Pendant ce temps, les réactionnaires s’en prennent physiquement à des médecins, des enseignants ou des hôtesses de l’air. L’establishment “de gauche” jette l’opprobre sur quiconque ose exprimer sa frustration devant les mesures sanitaires, sans prendre en compte une seule seconde la manière dont elles affectent différemment les gens selon leur classe sociale ou leur degré de privilège. Nous, anarchistes, rejetons tout autant cette abjecte soumission aux mesures autoritaires que son pendant d’extrême droite, véritable culte de la mort aux relents raciste. Trouver cet équilibre en tant que mouvement est essentiel, car ce “moment pandémique” risque de s’installer durablement.

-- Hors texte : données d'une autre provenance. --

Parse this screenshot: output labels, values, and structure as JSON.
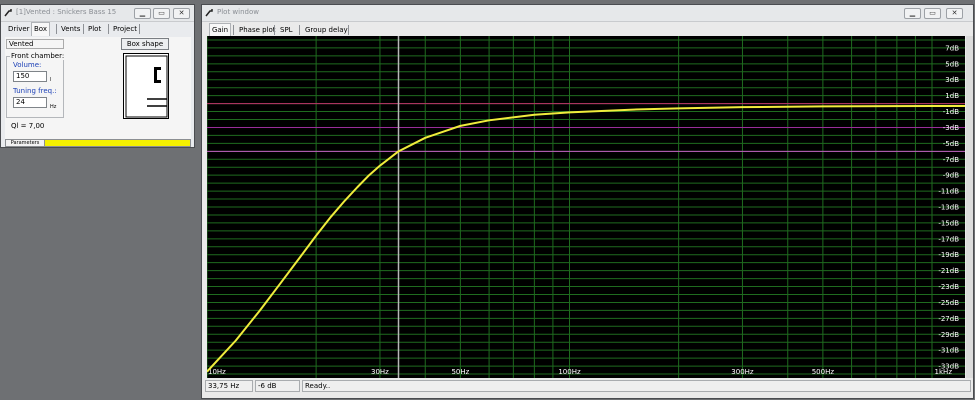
{
  "left_window": {
    "title": "[1]Vented : Snickers Bass 15",
    "tabs": [
      "Driver",
      "Box",
      "Vents",
      "Plot",
      "Project"
    ],
    "active_tab": "Box",
    "box_type": "Vented",
    "box_shape_button": "Box shape",
    "front_chamber_label": "Front chamber:",
    "volume_label": "Volume:",
    "volume_value": "150",
    "volume_unit": "l",
    "tuning_label": "Tuning freq.:",
    "tuning_value": "24",
    "tuning_unit": "Hz",
    "ql": "Ql = 7,00",
    "parameters_label": "Parameters"
  },
  "plot_window": {
    "title": "Plot window",
    "tabs": [
      "Gain",
      "Phase plot",
      "SPL",
      "Group delay"
    ],
    "active_tab": "Gain",
    "status": {
      "freq": "33,75 Hz",
      "db": "-6 dB",
      "message": "Ready.."
    }
  },
  "chart_data": {
    "type": "line",
    "x_scale": "log",
    "xlim": [
      10,
      1000
    ],
    "ylim": [
      -34.5,
      8.5
    ],
    "x_tick_labels": [
      {
        "value": 10,
        "label": "10Hz"
      },
      {
        "value": 30,
        "label": "30Hz"
      },
      {
        "value": 50,
        "label": "50Hz"
      },
      {
        "value": 100,
        "label": "100Hz"
      },
      {
        "value": 300,
        "label": "300Hz"
      },
      {
        "value": 500,
        "label": "500Hz"
      },
      {
        "value": 1000,
        "label": "1kHz"
      }
    ],
    "y_tick_labels": [
      7,
      5,
      3,
      1,
      -1,
      -3,
      -5,
      -7,
      -9,
      -11,
      -13,
      -15,
      -17,
      -19,
      -21,
      -23,
      -25,
      -27,
      -29,
      -31,
      -33
    ],
    "y_unit": "dB",
    "reference_lines": [
      {
        "y": 0,
        "color": "#c0306a"
      },
      {
        "y": -3,
        "color": "#9a2d9a"
      },
      {
        "y": -6,
        "color": "#c25cc2"
      }
    ],
    "cursor_x": 33.75,
    "series": [
      {
        "color": "#f0ec3c",
        "x": [
          10,
          12,
          14,
          16,
          18,
          20,
          22,
          24,
          26,
          28,
          30,
          33.75,
          40,
          50,
          60,
          80,
          100,
          150,
          200,
          300,
          500,
          1000
        ],
        "y": [
          -33.7,
          -29.8,
          -26.0,
          -22.5,
          -19.4,
          -16.6,
          -14.2,
          -12.2,
          -10.5,
          -9.0,
          -7.8,
          -6.0,
          -4.3,
          -2.8,
          -2.1,
          -1.4,
          -1.1,
          -0.75,
          -0.6,
          -0.45,
          -0.35,
          -0.3
        ]
      }
    ]
  }
}
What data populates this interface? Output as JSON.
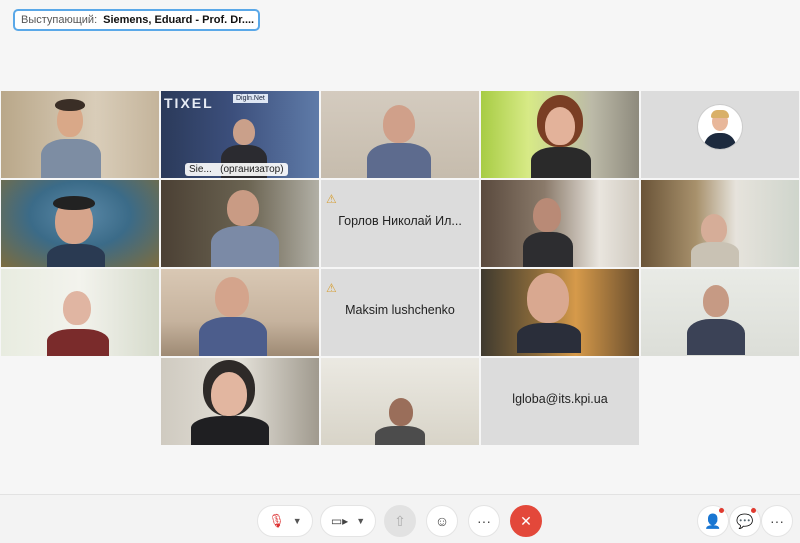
{
  "speaker": {
    "label": "Выступающий:",
    "name": "Siemens, Eduard - Prof. Dr...."
  },
  "tiles": {
    "t2_label_name": "Sie...",
    "t2_label_role": "(организатор)",
    "t2_logo": "TIXEL",
    "t2_banner": "Digln.Net",
    "t8_name": "Горлов Николай Ил...",
    "t13_name": "Maksim lushchenko",
    "t19_name": "lgloba@its.kpi.ua"
  },
  "toolbar": {
    "mic_icon": "mic-muted-icon",
    "video_icon": "video-camera-icon",
    "share_icon": "share-screen-icon",
    "reactions_icon": "smile-icon",
    "more_label": "···",
    "end_label": "✕",
    "participants_icon": "participants-icon",
    "chat_icon": "chat-icon",
    "overflow_label": "···"
  },
  "colors": {
    "accent": "#3fa7e6",
    "end_call": "#e3483a",
    "warning": "#d6a13a"
  }
}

La crise a mis à nu les conflits de classe, et la totale déconnexion entre revenu et utilité sociale. Elle a été l’occasion de soulèvements partout dans le monde, des Etats-Unis à la Thaïlande, révélant au plus grand nombre l’absurdité fondamentale de nos sociétés stratifiées. En tant qu’anarchistes, notre riposte doit se fonder d’abord sur le soutien et l’entraide, à la fois matérielle et émotionnelle. Les gouvernements du monde entier vont continuer d’utiliser la pandémie comme prétexte pour augmenter le niveau de contrôle social, tout en tentant de réécrire l’histoire pour passer leurs erreurs sous silence. Nous devons continuer d’identifier et de dénoncer ces tentatives, et empêcher les réactionnaires, les pseudo-hippies *new age* et les intégristes religieux de détourner la colère légitime du peuple vers d’autres cibles.
Nous devons rejeter tout ce théâtre politique, aussi bien le soutien aveugle à toute les mesures liberticides de la gauche libérale que l’abject opportunisme de la droite réactionnaire.